Dengan selesainya perbaikan jalan di tujuh titik utama di kota Rangkasbitung ini, masyarakat merasa Lega dan bersyukur serta mengucapkan terimakasih kepada Bupati Lebak Hasbi Jayabaya, S.H
"Kami selaku warga masyarakat Kabupaten Lebak, khususnya kota Rangkasbitung sangat Lega dan sangat terbantu sekali dengan kondisi jalan yang saat ini sudah mulus , dengan demikian pastinya pergerakan kami dalam mencari nafkah dan beraktifitas lainnya juga tidak tersendat akibat jalan yang kurang bagus , kami mengucapkan penghargaan yang setinggi tingginya dan ucapan terimakasih kami kepada bapak Bupati Lebak , semoga Lebak semakin ruhaiii" ucap Maya warga Jaura.

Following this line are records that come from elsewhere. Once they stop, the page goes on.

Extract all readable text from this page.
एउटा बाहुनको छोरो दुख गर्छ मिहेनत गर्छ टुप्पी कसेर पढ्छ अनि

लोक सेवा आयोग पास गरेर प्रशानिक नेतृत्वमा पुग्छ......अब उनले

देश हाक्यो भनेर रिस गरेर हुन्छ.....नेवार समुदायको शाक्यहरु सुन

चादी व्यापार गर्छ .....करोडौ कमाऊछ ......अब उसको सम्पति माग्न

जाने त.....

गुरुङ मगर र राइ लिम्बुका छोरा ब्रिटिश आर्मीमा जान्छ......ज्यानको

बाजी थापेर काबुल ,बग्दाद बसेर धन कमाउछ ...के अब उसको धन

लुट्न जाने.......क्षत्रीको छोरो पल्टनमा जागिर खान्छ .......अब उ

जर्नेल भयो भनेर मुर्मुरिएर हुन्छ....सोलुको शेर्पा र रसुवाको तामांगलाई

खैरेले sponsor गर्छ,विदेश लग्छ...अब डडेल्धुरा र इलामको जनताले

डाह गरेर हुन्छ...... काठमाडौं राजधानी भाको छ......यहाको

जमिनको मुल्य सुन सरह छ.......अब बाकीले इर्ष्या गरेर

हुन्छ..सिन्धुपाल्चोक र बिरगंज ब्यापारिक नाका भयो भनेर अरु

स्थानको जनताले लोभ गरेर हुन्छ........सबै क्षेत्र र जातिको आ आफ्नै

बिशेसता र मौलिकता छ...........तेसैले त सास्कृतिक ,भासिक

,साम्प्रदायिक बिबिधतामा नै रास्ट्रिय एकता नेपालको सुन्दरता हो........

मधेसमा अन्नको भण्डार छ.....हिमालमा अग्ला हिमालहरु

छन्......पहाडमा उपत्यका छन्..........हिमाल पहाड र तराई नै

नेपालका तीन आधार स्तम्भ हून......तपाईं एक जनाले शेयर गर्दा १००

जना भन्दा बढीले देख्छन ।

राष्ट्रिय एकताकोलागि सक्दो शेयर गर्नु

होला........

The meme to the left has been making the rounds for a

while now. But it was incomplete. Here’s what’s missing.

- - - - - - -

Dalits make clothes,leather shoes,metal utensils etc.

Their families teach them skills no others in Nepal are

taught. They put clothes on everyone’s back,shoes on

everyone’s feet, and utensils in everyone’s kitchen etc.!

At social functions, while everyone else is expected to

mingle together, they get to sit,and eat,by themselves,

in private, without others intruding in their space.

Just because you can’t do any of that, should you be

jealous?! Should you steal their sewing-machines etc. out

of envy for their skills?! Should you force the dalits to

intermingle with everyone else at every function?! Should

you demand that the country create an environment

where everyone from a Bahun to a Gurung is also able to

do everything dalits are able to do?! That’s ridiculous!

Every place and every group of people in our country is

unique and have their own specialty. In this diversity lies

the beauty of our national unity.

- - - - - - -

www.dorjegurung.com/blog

Bupati Lebak Sebut Jalan Desa Juga Jadi Prioritas Utamanya
Pentingnya peran kepala desa dalam pembangunan infrastruktur, khususnya jalan desa yang menjadi akses utama masyarakat, ditegaskan oleh Bupati Lebak Hasbi Jayabaya, S.H
“Pemerintah provinsi, pemerintah kabupaten, dan pemerintah desa harus berkolaborasi membangun jalan desa. Jalan yang dekat dengan lokasi panen, fasilitas pendidikan, dan fasilitas kesehatan harus menjadi prioritas untuk diperbaiki,” ujar Hasbi Jayabaya kepada wartawan di Kampung Cidadap, Desa Cidadap, Kecamatan Curugbitung, Kabupaten Lebak, Banten
Menurutnya, pembangunan jalan desa sangat penting karena langsung bersinggungan dengan aktivitas ekonomi masyarakat dan pelayanan publik.
Saat ini, Kabupaten Lebak memiliki jalan poros kabupaten sepanjang 773,9 km dan jalan desa sepanjang 1.617 km. Dari total tersebut, kondisi jalan kabupaten baru mencapai 70 persen layak, sementara jalan provinsi di Banten sudah hampir 98 persen baik.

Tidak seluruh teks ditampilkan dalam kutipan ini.